Here are 5 science-based reasons to pay more attention to the one thing you’ll always have with you, no matter where you go (unlike your gym sneakers or yoga mat):
- Stress Management: Controlled breathing could possibly be the most potent tool you have to keep your brain out of a constant state of stress, preventing subsequent stress-related health problems.
- Anxiety Management: Controlled breathing triggers the parasympathetic nervous system, stimulating the vagus nerve. This is the nerve responsible for controlling your heart rate, among other things. Stimulation of the vagus nerve has been shown to play a role in treating depression. Helpful if you don’t want to take (or can’t take) anti-depressant meds.
- Lowers Blood Pressure & Heart Rate: When practiced consistently, controlled breathing results in a lower blood pressure and heart rate.

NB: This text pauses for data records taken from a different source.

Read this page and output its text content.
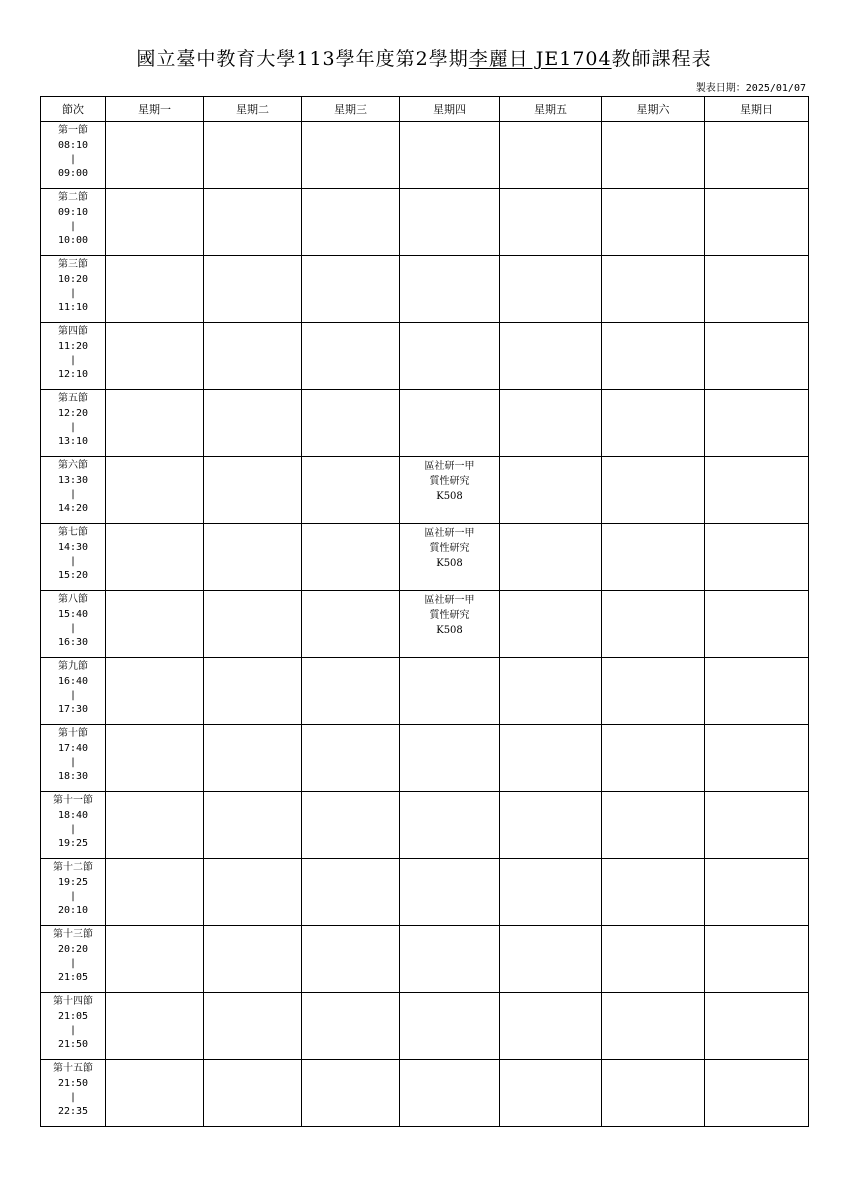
國立臺中教育大學113學年度第2學期李麗日 JE1704教師課程表
製表日期：2025/01/07
節次	星期一	星期二	星期三	星期四	星期五	星期六	星期日

第一節
08:10
|
09:00							

第二節
09:10
|
10:00							

第三節
10:20
|
11:10							

第四節
11:20
|
12:10							

第五節
12:20
|
13:10							

第六節
13:30
|
14:20				區社研一甲
質性研究
K508			

第七節
14:30
|
15:20				區社研一甲
質性研究
K508			

第八節
15:40
|
16:30				區社研一甲
質性研究
K508			

第九節
16:40
|
17:30							

第十節
17:40
|
18:30							

第十一節
18:40
|
19:25							

第十二節
19:25
|
20:10							

第十三節
20:20
|
21:05							

第十四節
21:05
|
21:50							

第十五節
21:50
|
22:35							
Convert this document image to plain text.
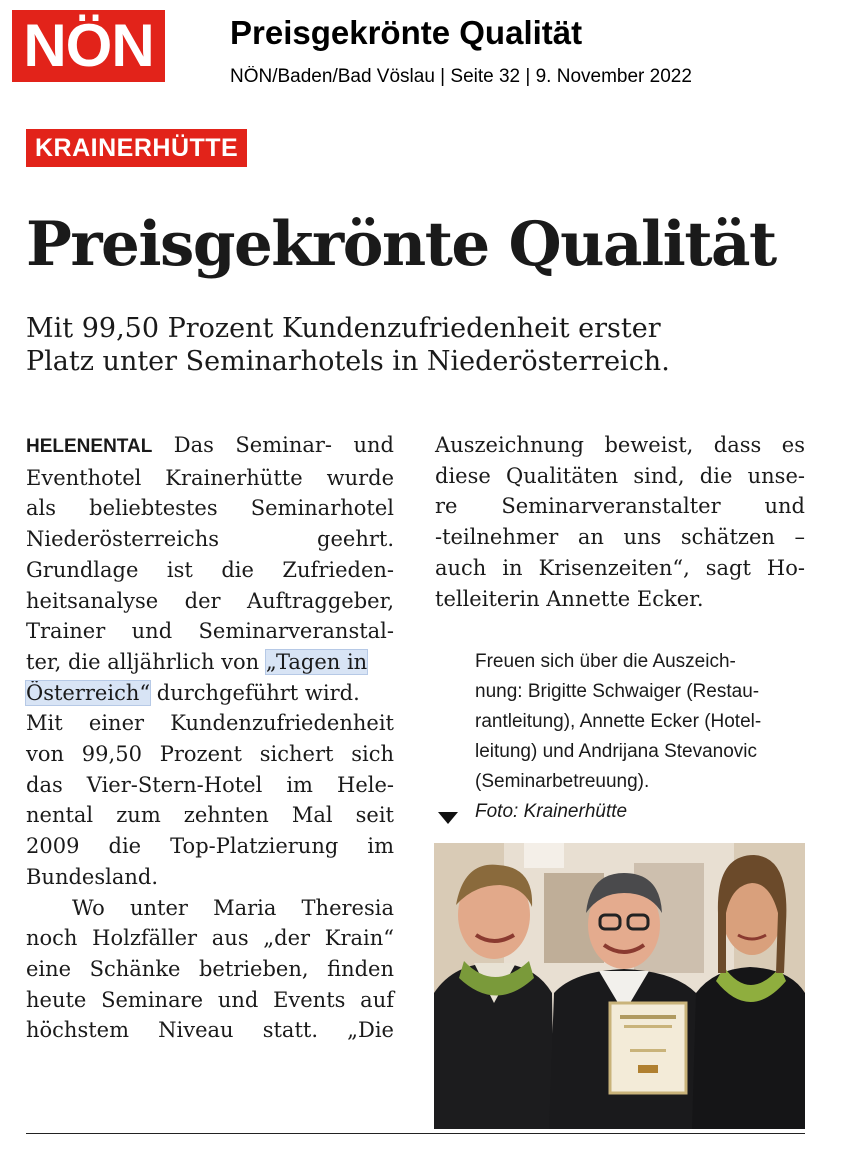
NÖN	Preisgekrönte Qualität
NÖN/Baden/Bad Vöslau | Seite 32 | 9. November 2022
KRAINERHÜTTE
Preisgekrönte Qualität
Mit 99,50 Prozent Kundenzufriedenheit erster
Platz unter Seminarhotels in Niederösterreich.
HELENENTAL Das Seminar- und
Eventhotel Krainerhütte wurde
als beliebtestes Seminarhotel
Niederösterreichs geehrt.
Grundlage ist die Zufrieden-
heitsanalyse der Auftraggeber,
Trainer und Seminarveranstal-
ter, die alljährlich von „Tagen in
Österreich“ durchgeführt wird.
Mit einer Kundenzufriedenheit
von 99,50 Prozent sichert sich
das Vier-Stern-Hotel im Hele-
nental zum zehnten Mal seit
2009 die Top-Platzierung im
Bundesland.
Wo unter Maria Theresia
noch Holzfäller aus „der Krain“
eine Schänke betrieben, finden
heute Seminare und Events auf
höchstem Niveau statt. „Die
Auszeichnung beweist, dass es
diese Qualitäten sind, die unse-
re Seminarveranstalter und
-teilnehmer an uns schätzen –
auch in Krisenzeiten“, sagt Ho-
telleiterin Annette Ecker.
Freuen sich über die Auszeich-
nung: Brigitte Schwaiger (Restau-
rantleitung), Annette Ecker (Hotel-
leitung) und Andrijana Stevanovic
(Seminarbetreuung).
Foto: Krainerhütte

This results in less wear and tear on your heart and blood vessels.
- Sparks Brain Growth: Who doesn’t want a bigger brain? Controlled breathing (when used to facilitate meditation) has been shown to increase brain size. The brain experiences growth in areas associated with attention span and sensory input. Go ‘head, smarty pants!
- Change in Gene Expression: Controlled breathing can alter the expression of genes involved in immune function, energy metabolism, and insulin secretion.
That should be enough reason to pique your curiosity to get on board with using your breath in a more conscious way. But the key is how you control your breath and the consistency in which you do it over time.
Here’s what you can do for just 5 minutes daily (and anytime the stress-monster hits!):
(1)Inhale deeply through your nose for a count of 6, making sure your abdomen expands completely. (2) Hold your breath for 4 counts. (3) Exhale slowly and completely through both your nose and mouth for another 6-8 counts.
That’s it! Practice this on a regular basis and you’ll have more energy when you need it, feel more relaxed when it’s time to slow it down, and give your brain a bit of a growth spurt to boot!